Enfin, la mamée a dit : « On va essayer ». Alors le Dr. Fontaine a annoncé « On va vous l’amener tel jour ». Le jour dit, ils étaient montés, je crois, par les bois. Plusieurs personnes leur avaient successivement donné la main là-bas vers Bollène, le frère de Germaine Farjon et plusieurs autres. Toujours est-il qu’ils ont atterri chez la Mamée, elle et son petit garçon. Ils sont arrivés tous les deux mais pour finir seul le petit dormait chez nous parce qu’on n’avait pas beaucoup de confort. Il n’y avait que la chambre des parents et celle de Louis4. Le petit dormait avec Louis. Le soir avant de s’endormir, Louis lui chatouillait le dessous des pieds et le petit criait « Assassin ! Arrête-toi ! Ne me touche pas !» Et la grand- mère, d’en bas en dessous de la chambre, depuis la cave ou de la « patemouille» disait : «Mais tu as pas fini de l’inquiéter, ce petit ? ». En fin de compte pour que Mme Basch ait une chambre à elle, on l’avait été installée chez les Mancip. Personne ne le savait. Chez les Mancip, il n’y avait que Louise et le grand-père. Les deux sœurs de Louise : Eva Reboul et Marthe qui était mariée à Roger, ne savaient rien. Louise était célibataire à cette époque et gardait le grand-père malade à la maison. Il s’était cassé la jambe. On était allé le chercher à Valréas, je ne sais pas comment, car il n’y avait presque pas d’essence. Peut-être Henri Roulet avait encore fait le transport…Mme Basch, en tout cas, servait de garde- malade au grand père qui de surcroit, était aveugle. De Valréas, on l’avait renvoyé à la maison, croyant sa mort prochaine. Mais Mme Basch l’a si bien soigné qu’il a vécu encore 3 ans ! Mon Dieu, comme elle le soignait bien ! On avait fait coucher le grand-père, en bas, dans la salle à manger Et si quelqu’un venait, Marianne Basch se cachait. Si Eva venait voir son père, par exemple, Mme Basch se cachait derrière la porte du sas d’entrée et pendant qu’Eva allait tout droit saluer son père, Marianne montait vite l’escalier de sa chambre qui partait du même sas. Il fallait faire attention jusqu’à se cacher de sa propre sœur! Le soir quand la nuit était tombée, Mme Basch venait voir son enfant, jamais dans la journée pour ne pas être vue. Même au curé de Clansayes on n’avait rien dit. Il n’y avait guère que l’oncle Édouard et la tante Hélène qui l’aient su.

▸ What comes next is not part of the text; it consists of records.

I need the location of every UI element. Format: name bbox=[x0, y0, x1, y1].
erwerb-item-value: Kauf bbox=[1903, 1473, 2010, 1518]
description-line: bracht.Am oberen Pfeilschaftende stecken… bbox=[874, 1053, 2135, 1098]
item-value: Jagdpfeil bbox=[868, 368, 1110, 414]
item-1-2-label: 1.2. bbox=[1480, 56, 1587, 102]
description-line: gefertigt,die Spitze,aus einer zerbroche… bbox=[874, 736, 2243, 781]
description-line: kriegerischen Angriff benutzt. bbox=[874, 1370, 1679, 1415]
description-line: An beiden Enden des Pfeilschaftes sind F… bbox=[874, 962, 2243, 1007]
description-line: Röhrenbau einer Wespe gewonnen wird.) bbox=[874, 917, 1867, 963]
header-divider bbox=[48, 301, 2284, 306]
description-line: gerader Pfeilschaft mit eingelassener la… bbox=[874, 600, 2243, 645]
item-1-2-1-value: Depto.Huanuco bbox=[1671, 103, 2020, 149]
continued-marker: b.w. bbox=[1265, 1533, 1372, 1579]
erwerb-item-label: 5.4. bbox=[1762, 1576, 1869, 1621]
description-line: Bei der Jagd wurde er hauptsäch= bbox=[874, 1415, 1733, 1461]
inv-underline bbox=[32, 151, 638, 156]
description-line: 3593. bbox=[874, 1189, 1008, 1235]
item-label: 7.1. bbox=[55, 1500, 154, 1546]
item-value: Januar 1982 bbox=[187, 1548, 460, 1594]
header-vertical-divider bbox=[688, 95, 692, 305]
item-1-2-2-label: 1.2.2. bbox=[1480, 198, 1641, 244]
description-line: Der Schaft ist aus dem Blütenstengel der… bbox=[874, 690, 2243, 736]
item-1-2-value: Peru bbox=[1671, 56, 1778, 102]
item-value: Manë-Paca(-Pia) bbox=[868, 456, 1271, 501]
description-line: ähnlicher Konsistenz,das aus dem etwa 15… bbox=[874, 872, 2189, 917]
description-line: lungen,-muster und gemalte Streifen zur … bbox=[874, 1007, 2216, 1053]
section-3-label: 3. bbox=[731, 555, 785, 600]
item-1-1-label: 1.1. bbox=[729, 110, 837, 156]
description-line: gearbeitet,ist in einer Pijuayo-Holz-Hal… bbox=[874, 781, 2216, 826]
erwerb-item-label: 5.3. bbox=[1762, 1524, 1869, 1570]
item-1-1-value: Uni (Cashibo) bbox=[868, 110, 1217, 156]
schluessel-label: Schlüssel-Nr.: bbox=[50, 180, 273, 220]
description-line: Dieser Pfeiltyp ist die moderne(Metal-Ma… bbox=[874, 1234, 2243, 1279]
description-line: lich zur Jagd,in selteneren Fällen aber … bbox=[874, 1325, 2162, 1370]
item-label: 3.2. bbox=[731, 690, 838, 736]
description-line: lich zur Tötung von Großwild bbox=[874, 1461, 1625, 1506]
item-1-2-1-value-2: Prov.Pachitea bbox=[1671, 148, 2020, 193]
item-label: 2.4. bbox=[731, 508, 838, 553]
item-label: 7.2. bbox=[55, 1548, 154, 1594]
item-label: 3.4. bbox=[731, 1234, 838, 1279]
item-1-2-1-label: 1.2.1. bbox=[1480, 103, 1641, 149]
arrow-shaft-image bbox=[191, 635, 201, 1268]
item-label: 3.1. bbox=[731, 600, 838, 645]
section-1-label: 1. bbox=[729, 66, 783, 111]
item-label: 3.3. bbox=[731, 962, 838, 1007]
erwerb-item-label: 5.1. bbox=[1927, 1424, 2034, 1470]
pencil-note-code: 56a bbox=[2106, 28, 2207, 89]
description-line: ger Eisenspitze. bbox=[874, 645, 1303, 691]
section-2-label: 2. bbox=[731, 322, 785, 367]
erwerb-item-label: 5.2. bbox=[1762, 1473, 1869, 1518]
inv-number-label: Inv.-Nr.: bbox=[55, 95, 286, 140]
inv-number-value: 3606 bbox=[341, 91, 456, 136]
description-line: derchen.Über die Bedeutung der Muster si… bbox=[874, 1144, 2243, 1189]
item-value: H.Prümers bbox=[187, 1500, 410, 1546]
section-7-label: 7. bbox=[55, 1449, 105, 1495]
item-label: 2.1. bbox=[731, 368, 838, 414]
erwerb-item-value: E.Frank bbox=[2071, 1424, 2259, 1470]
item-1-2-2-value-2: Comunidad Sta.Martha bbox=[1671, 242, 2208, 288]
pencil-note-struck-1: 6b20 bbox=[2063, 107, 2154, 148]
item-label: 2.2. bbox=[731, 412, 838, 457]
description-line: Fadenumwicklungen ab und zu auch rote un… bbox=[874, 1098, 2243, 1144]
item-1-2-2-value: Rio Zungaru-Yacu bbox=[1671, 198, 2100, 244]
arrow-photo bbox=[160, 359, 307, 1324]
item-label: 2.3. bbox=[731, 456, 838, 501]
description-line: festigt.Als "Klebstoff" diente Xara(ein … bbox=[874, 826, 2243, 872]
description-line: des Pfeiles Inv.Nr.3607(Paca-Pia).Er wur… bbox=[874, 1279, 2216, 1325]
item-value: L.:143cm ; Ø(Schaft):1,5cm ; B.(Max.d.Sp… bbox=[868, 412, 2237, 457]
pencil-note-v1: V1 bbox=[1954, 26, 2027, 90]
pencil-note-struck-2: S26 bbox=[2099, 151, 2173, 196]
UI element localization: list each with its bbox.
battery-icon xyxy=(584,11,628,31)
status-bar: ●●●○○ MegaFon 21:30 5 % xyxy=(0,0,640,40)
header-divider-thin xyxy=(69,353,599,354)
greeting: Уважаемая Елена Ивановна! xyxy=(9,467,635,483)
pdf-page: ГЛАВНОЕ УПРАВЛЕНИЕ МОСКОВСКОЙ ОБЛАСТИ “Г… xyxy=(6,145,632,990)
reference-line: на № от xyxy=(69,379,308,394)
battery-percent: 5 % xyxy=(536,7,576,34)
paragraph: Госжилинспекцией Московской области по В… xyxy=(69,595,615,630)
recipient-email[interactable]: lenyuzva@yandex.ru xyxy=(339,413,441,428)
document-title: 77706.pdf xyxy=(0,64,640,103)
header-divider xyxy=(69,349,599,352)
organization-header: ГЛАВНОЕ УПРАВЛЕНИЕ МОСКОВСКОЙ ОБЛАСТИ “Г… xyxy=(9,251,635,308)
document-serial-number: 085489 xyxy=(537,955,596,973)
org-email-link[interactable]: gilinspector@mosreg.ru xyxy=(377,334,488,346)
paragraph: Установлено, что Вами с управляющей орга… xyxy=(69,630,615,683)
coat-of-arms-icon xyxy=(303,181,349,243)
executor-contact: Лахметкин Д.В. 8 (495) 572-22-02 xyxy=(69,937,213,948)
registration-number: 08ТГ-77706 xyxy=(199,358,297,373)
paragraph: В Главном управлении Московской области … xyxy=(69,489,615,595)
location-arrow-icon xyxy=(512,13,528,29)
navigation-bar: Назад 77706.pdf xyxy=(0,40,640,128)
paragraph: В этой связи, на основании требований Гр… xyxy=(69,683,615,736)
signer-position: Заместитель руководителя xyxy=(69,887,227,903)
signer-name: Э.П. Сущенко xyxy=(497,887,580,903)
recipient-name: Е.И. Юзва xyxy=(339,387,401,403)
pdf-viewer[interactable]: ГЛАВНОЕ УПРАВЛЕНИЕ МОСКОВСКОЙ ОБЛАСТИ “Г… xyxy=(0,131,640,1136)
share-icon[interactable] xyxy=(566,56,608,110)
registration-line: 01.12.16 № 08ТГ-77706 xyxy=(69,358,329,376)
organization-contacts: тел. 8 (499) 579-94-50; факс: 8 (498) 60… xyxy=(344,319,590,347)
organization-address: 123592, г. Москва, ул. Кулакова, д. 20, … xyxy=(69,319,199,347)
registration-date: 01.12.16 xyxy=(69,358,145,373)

Comme on avait peur aussi que les enfants parlent, un jour qu’Ève devait venir en vacances chez la Mamée, Madeleine l’avait fait passer, à pied bien sûr, par Ferréol et Saint Restitut. Dix kilomètres par la montagne pour éviter toute rencontre. Il faisait encore très chaud. Ève se plaignait qu’elle était épuisée, que « ses jambes ne pouvaient plus avancer », demandant à Madeleine de la porter, ce qui était impossible : Madeleine, à 19 ans, était mince et fluette et Ève au contraire bien en chair avec ses 7 ans. Ève a gardé un très mauvais souvenir de cette équipée.
Nous avions en 1943 donc deux enfants de plus à la ferme : ton frère Daniel qui n’avait pas encore deux ans et qui était venu habiter avec nous après le départ de Max et juste à ta naissance5 et un autre petit Daniel, le fils de Mme Basch. Il avait dix ans. Son vrai nom était André mais on lui avait fait de faux papiers. (Il possède encore cette précieuse carte d’identité que Melle Bodin de La croisière était allé faire signer à Orange.)
Un soir, un ami de l’oncle Louis était venu avec sa femme en veillée jouer aux cartes, et la dame s’étonnait auprès d’Augusta : « Mais comment se fait-il que vous ayez deux petits-enfants du même nom ? Ce ne sont pas des frères n’est-ce pas? – Non, non ! L’un est le petit de Mélanie, l’autre celui d’Aimée ! »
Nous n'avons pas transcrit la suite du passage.